The story does not hype the incidence or seriousness of the disease. The prevalence statistics cited are consistent with these National Cancer Institute figures.
The story contains two independent voices. The perspective they provide is a particular strength of the article. We wish that more stories would reach out to experts not affiliated with the studies being reported on for context.
The story notes that a variety of screening tests exist, but the relevant alternative here is actually other risk calculators, which the authors of the study describe and cite but are not routinely used. The story doesn’t mention these other calculators and why they are seldom used — context that would have deepened reader understanding of the issue.
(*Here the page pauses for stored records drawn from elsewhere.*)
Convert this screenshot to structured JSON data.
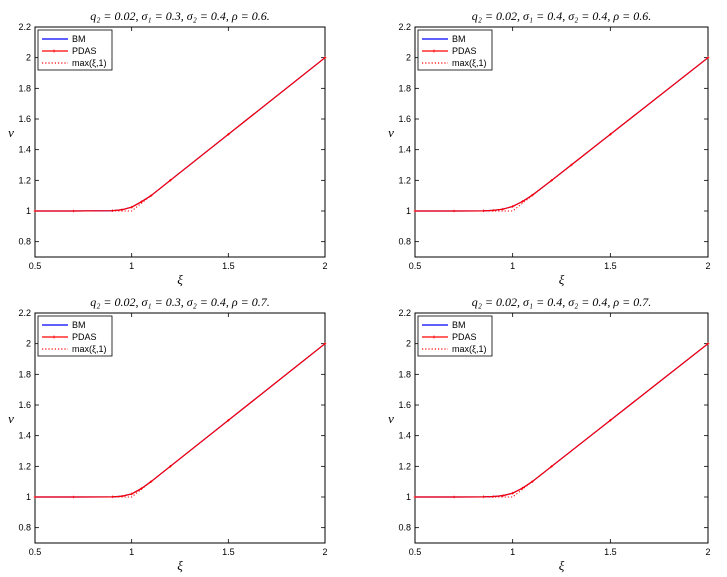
{
  "chart_data": [
    {
      "type": "line",
      "title": "q₂ = 0.02, σ₁ = 0.3, σ₂ = 0.4, ρ = 0.6.",
      "xlabel": "ξ",
      "ylabel": "v",
      "xlim": [
        0.5,
        2
      ],
      "ylim": [
        0.7,
        2.2
      ],
      "xticks": [
        "0.5",
        "1",
        "1.5",
        "2"
      ],
      "yticks": [
        "0.8",
        "1",
        "1.2",
        "1.4",
        "1.6",
        "1.8",
        "2",
        "2.2"
      ],
      "legend_position": "top-left",
      "series": [
        {
          "name": "BM",
          "color": "#0000ff",
          "style": "solid",
          "x": [
            0.5,
            0.7,
            0.9,
            0.95,
            1.0,
            1.05,
            1.1,
            1.2,
            1.5,
            2.0
          ],
          "values": [
            1.0,
            1.0,
            1.002,
            1.008,
            1.025,
            1.06,
            1.1,
            1.2,
            1.5,
            2.0
          ]
        },
        {
          "name": "PDAS",
          "color": "#ff0000",
          "style": "solid-marker",
          "x": [
            0.5,
            0.7,
            0.9,
            0.95,
            1.0,
            1.05,
            1.1,
            1.2,
            1.5,
            2.0
          ],
          "values": [
            1.0,
            1.0,
            1.002,
            1.008,
            1.025,
            1.06,
            1.1,
            1.2,
            1.5,
            2.0
          ]
        },
        {
          "name": "max(ξ,1)",
          "color": "#ff0000",
          "style": "dotted",
          "x": [
            0.5,
            1.0,
            2.0
          ],
          "values": [
            1.0,
            1.0,
            2.0
          ]
        }
      ]
    },
    {
      "type": "line",
      "title": "q₂ = 0.02, σ₁ = 0.4, σ₂ = 0.4, ρ = 0.6.",
      "xlabel": "ξ",
      "ylabel": "v",
      "xlim": [
        0.5,
        2
      ],
      "ylim": [
        0.7,
        2.2
      ],
      "xticks": [
        "0.5",
        "1",
        "1.5",
        "2"
      ],
      "yticks": [
        "0.8",
        "1",
        "1.2",
        "1.4",
        "1.6",
        "1.8",
        "2",
        "2.2"
      ],
      "legend_position": "top-left",
      "series": [
        {
          "name": "BM",
          "color": "#0000ff",
          "style": "solid",
          "x": [
            0.5,
            0.7,
            0.85,
            0.9,
            0.95,
            1.0,
            1.05,
            1.1,
            1.2,
            1.3,
            1.5,
            2.0
          ],
          "values": [
            1.0,
            1.0,
            1.001,
            1.004,
            1.012,
            1.03,
            1.062,
            1.103,
            1.2,
            1.3,
            1.5,
            2.0
          ]
        },
        {
          "name": "PDAS",
          "color": "#ff0000",
          "style": "solid-marker",
          "x": [
            0.5,
            0.7,
            0.85,
            0.9,
            0.95,
            1.0,
            1.05,
            1.1,
            1.2,
            1.3,
            1.5,
            2.0
          ],
          "values": [
            1.0,
            1.0,
            1.001,
            1.004,
            1.012,
            1.03,
            1.062,
            1.103,
            1.2,
            1.3,
            1.5,
            2.0
          ]
        },
        {
          "name": "max(ξ,1)",
          "color": "#ff0000",
          "style": "dotted",
          "x": [
            0.5,
            1.0,
            2.0
          ],
          "values": [
            1.0,
            1.0,
            2.0
          ]
        }
      ]
    },
    {
      "type": "line",
      "title": "q₂ = 0.02, σ₁ = 0.3, σ₂ = 0.4, ρ = 0.7.",
      "xlabel": "ξ",
      "ylabel": "v",
      "xlim": [
        0.5,
        2
      ],
      "ylim": [
        0.7,
        2.2
      ],
      "xticks": [
        "0.5",
        "1",
        "1.5",
        "2"
      ],
      "yticks": [
        "0.8",
        "1",
        "1.2",
        "1.4",
        "1.6",
        "1.8",
        "2",
        "2.2"
      ],
      "legend_position": "top-left",
      "series": [
        {
          "name": "BM",
          "color": "#0000ff",
          "style": "solid",
          "x": [
            0.5,
            0.7,
            0.9,
            0.95,
            1.0,
            1.05,
            1.1,
            1.2,
            1.5,
            2.0
          ],
          "values": [
            1.0,
            1.0,
            1.001,
            1.005,
            1.02,
            1.055,
            1.1,
            1.2,
            1.5,
            2.0
          ]
        },
        {
          "name": "PDAS",
          "color": "#ff0000",
          "style": "solid-marker",
          "x": [
            0.5,
            0.7,
            0.9,
            0.95,
            1.0,
            1.05,
            1.1,
            1.2,
            1.5,
            2.0
          ],
          "values": [
            1.0,
            1.0,
            1.001,
            1.005,
            1.02,
            1.055,
            1.1,
            1.2,
            1.5,
            2.0
          ]
        },
        {
          "name": "max(ξ,1)",
          "color": "#ff0000",
          "style": "dotted",
          "x": [
            0.5,
            1.0,
            2.0
          ],
          "values": [
            1.0,
            1.0,
            2.0
          ]
        }
      ]
    },
    {
      "type": "line",
      "title": "q₂ = 0.02, σ₁ = 0.4, σ₂ = 0.4, ρ = 0.7.",
      "xlabel": "ξ",
      "ylabel": "v",
      "xlim": [
        0.5,
        2
      ],
      "ylim": [
        0.7,
        2.2
      ],
      "xticks": [
        "0.5",
        "1",
        "1.5",
        "2"
      ],
      "yticks": [
        "0.8",
        "1",
        "1.2",
        "1.4",
        "1.6",
        "1.8",
        "2",
        "2.2"
      ],
      "legend_position": "top-left",
      "series": [
        {
          "name": "BM",
          "color": "#0000ff",
          "style": "solid",
          "x": [
            0.5,
            0.7,
            0.85,
            0.9,
            0.95,
            1.0,
            1.05,
            1.1,
            1.2,
            1.5,
            2.0
          ],
          "values": [
            1.0,
            1.0,
            1.001,
            1.003,
            1.009,
            1.025,
            1.058,
            1.1,
            1.2,
            1.5,
            2.0
          ]
        },
        {
          "name": "PDAS",
          "color": "#ff0000",
          "style": "solid-marker",
          "x": [
            0.5,
            0.7,
            0.85,
            0.9,
            0.95,
            1.0,
            1.05,
            1.1,
            1.2,
            1.5,
            2.0
          ],
          "values": [
            1.0,
            1.0,
            1.001,
            1.003,
            1.009,
            1.025,
            1.058,
            1.1,
            1.2,
            1.5,
            2.0
          ]
        },
        {
          "name": "max(ξ,1)",
          "color": "#ff0000",
          "style": "dotted",
          "x": [
            0.5,
            1.0,
            2.0
          ],
          "values": [
            1.0,
            1.0,
            2.0
          ]
        }
      ]
    }
  ]
}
Although availability isn’t explicitly addressed, this risk calculator is now available (implicitly) by virtue of publication of the paper. It is a simple scoring system that can be implemented based on the information in the paper, and the story makes this clear. We’ll rate this Satisfactory.
The story makes it sound as if this is a first-of-its-kind tool. However, risk calculation tools for colon cancer have been in circulation for many years.
We could not find a news release related to this study. But in any case, the comments from two independent experts assure us that the story wasn’t based on a news release.